Pro Bono Attorney Fees in the News Again
February 8th, 2008 — Greg May
National Law Journal has a new article called Pro Bono Case Triggers a Fee Fight on the controversy surrounding the attempt of a Seattle BigLaw firm (Davis Wright Tremaine) seeking to recover its attorney fees under a fee-shifting statute even though it took the case pro bono. The case was the closely watched “Seattle Schools” case decided by SCOTUS last year. (If you want some background from the view of the losing party, the school district’s press release from the day of the decision is available as a PDF download.)
In a very detailed post entitled The Pro Bono Road to Riches! last October, I discussed the issue in the context of a California case, in which the dictum of the Court of Appeal seemed to indicate a predisposition to awarding fees in pro bono cases. In that case, the trial court trimmed the fee request by 50% right off the top because it deemed the engagement “mildly pro bono,” and ultimately awarded less than one third of the amount requested. The Court of Appeal’s dictum leaves little doubt that the firm left plenty of money on the table by not cross-appealing to contest the amount awarded. (My earlier post includes several links to information about the Seattle Schools case, by the way.)
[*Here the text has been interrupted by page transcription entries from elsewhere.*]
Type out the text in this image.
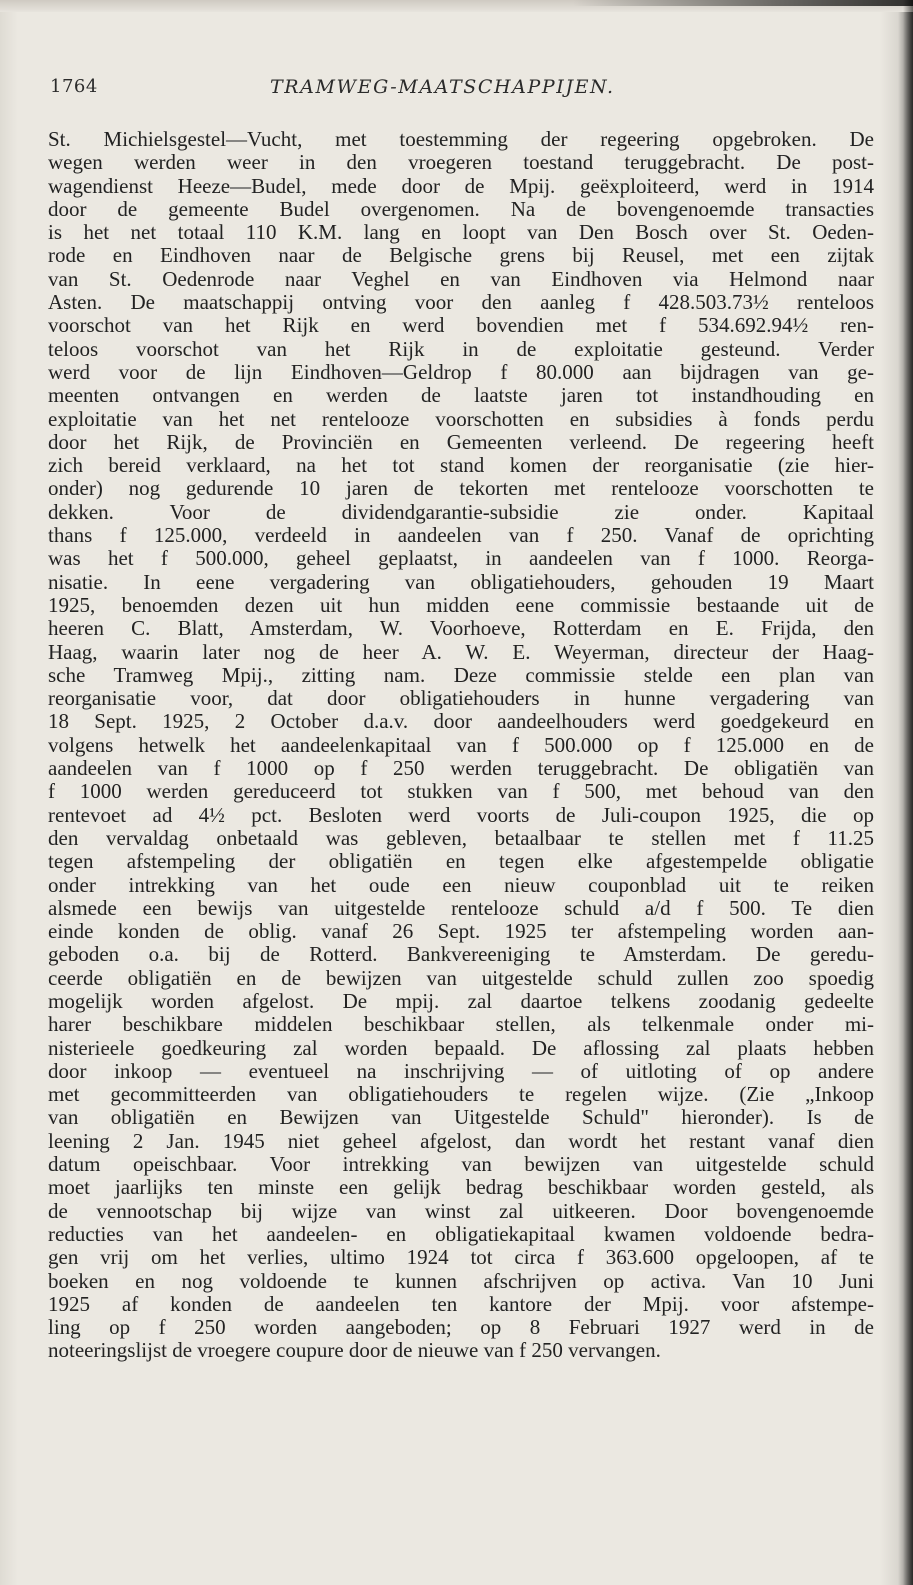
1764	TRAMWEG-MAATSCHAPPIJEN.
St. Michielsgestel—Vucht, met toestemming der regeering opgebroken. De
wegen werden weer in den vroegeren toestand teruggebracht. De post-
wagendienst Heeze—Budel, mede door de Mpij. geëxploiteerd, werd in 1914
door de gemeente Budel overgenomen. Na de bovengenoemde transacties
is het net totaal 110 K.M. lang en loopt van Den Bosch over St. Oeden-
rode en Eindhoven naar de Belgische grens bij Reusel, met een zijtak
van St. Oedenrode naar Veghel en van Eindhoven via Helmond naar
Asten. De maatschappij ontving voor den aanleg f 428.503.73½ renteloos
voorschot van het Rijk en werd bovendien met f 534.692.94½ ren-
teloos voorschot van het Rijk in de exploitatie gesteund. Verder
werd voor de lijn Eindhoven—Geldrop f 80.000 aan bijdragen van ge-
meenten ontvangen en werden de laatste jaren tot instandhouding en
exploitatie van het net rentelooze voorschotten en subsidies à fonds perdu
door het Rijk, de Provinciën en Gemeenten verleend. De regeering heeft
zich bereid verklaard, na het tot stand komen der reorganisatie (zie hier-
onder) nog gedurende 10 jaren de tekorten met rentelooze voorschotten te
dekken. Voor de dividendgarantie-subsidie zie onder. Kapitaal
thans f 125.000, verdeeld in aandeelen van f 250. Vanaf de oprichting
was het f 500.000, geheel geplaatst, in aandeelen van f 1000. Reorga-
nisatie. In eene vergadering van obligatiehouders, gehouden 19 Maart
1925, benoemden dezen uit hun midden eene commissie bestaande uit de
heeren C. Blatt, Amsterdam, W. Voorhoeve, Rotterdam en E. Frijda, den
Haag, waarin later nog de heer A. W. E. Weyerman, directeur der Haag-
sche Tramweg Mpij., zitting nam. Deze commissie stelde een plan van
reorganisatie voor, dat door obligatiehouders in hunne vergadering van
18 Sept. 1925, 2 October d.a.v. door aandeelhouders werd goedgekeurd en
volgens hetwelk het aandeelenkapitaal van f 500.000 op f 125.000 en de
aandeelen van f 1000 op f 250 werden teruggebracht. De obligatiën van
f 1000 werden gereduceerd tot stukken van f 500, met behoud van den
rentevoet ad 4½ pct. Besloten werd voorts de Juli-coupon 1925, die op
den vervaldag onbetaald was gebleven, betaalbaar te stellen met f 11.25
tegen afstempeling der obligatiën en tegen elke afgestempelde obligatie
onder intrekking van het oude een nieuw couponblad uit te reiken
alsmede een bewijs van uitgestelde rentelooze schuld a/d f 500. Te dien
einde konden de oblig. vanaf 26 Sept. 1925 ter afstempeling worden aan-
geboden o.a. bij de Rotterd. Bankvereeniging te Amsterdam. De geredu-
ceerde obligatiën en de bewijzen van uitgestelde schuld zullen zoo spoedig
mogelijk worden afgelost. De mpij. zal daartoe telkens zoodanig gedeelte
harer beschikbare middelen beschikbaar stellen, als telkenmale onder mi-
nisterieele goedkeuring zal worden bepaald. De aflossing zal plaats hebben
door inkoop — eventueel na inschrijving — of uitloting of op andere
met gecommitteerden van obligatiehouders te regelen wijze. (Zie „Inkoop
van obligatiën en Bewijzen van Uitgestelde Schuld" hieronder). Is de
leening 2 Jan. 1945 niet geheel afgelost, dan wordt het restant vanaf dien
datum opeischbaar. Voor intrekking van bewijzen van uitgestelde schuld
moet jaarlijks ten minste een gelijk bedrag beschikbaar worden gesteld, als
de vennootschap bij wijze van winst zal uitkeeren. Door bovengenoemde
reducties van het aandeelen- en obligatiekapitaal kwamen voldoende bedra-
gen vrij om het verlies, ultimo 1924 tot circa f 363.600 opgeloopen, af te
boeken en nog voldoende te kunnen afschrijven op activa. Van 10 Juni
1925 af konden de aandeelen ten kantore der Mpij. voor afstempe-
ling op f 250 worden aangeboden; op 8 Februari 1927 werd in de
noteeringslijst de vroegere coupure door de nieuwe van f 250 vervangen.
My post caught the attention of the Overlawyered blog, which sent me a ton of traffic when they linked my post. In fact, the traffic from Overlawyered was responsible for my highest traffic ever in for a single day, and accounts for the anomalous bump in traffic during October that you see in the chart to the right. Clearly, this is a hot issue. So I also followed it up with an article in our local bar publication, CITATIONS.
I continue to believe that a large part of the controversy in the Seattle Schools case is driven by the nature of the party from whom fees are sought: a school district. Obviously, many members of the public are going to think that the district has better uses for the money. (Of course, there were probably a lot of people who said the same thing about the money spent by the district in fighting the case.) I wonder, though, if the people who are outraged at the firm seeking fees from the school district would have been just as angry with the firm in the case I profiled, which successfully represented more than 30 tenants seeking damages on various causes of action arising from the landlord’s refusal to let the tenants return to their units after they were evacuated from an unsafe building by the city. That firm, too, was a BigLaw heavy-hitter, but I’m sure the landlord of an unsafe building is going to get far less sympathy from the public than a school district.
One commentator in the NLJ article raises a point I made to a reporter who called me about my post: Is it right for well-heeled firms who often burnish their images by conspicuously accepting pro bono engagements to then seek fees for those engagements? This is an especially valid question if the firm announces the engagement with some fanfare but keeps the fee request rather quiet. It makes one wonder whether anyone honored for their pro bono work has actually been collecting fees for part of it.
Actually, that wouldn’t bother me, as long as fees were disclosed. A semi-pro bono case — in which an attorney agrees to an engagement for which he is paid only if he can recover fees under a contractual or statutory provision — is really just another form of contingency fee case, with all of the same risks.
Hat tip to How Appealing for the link to the National Law Journal article.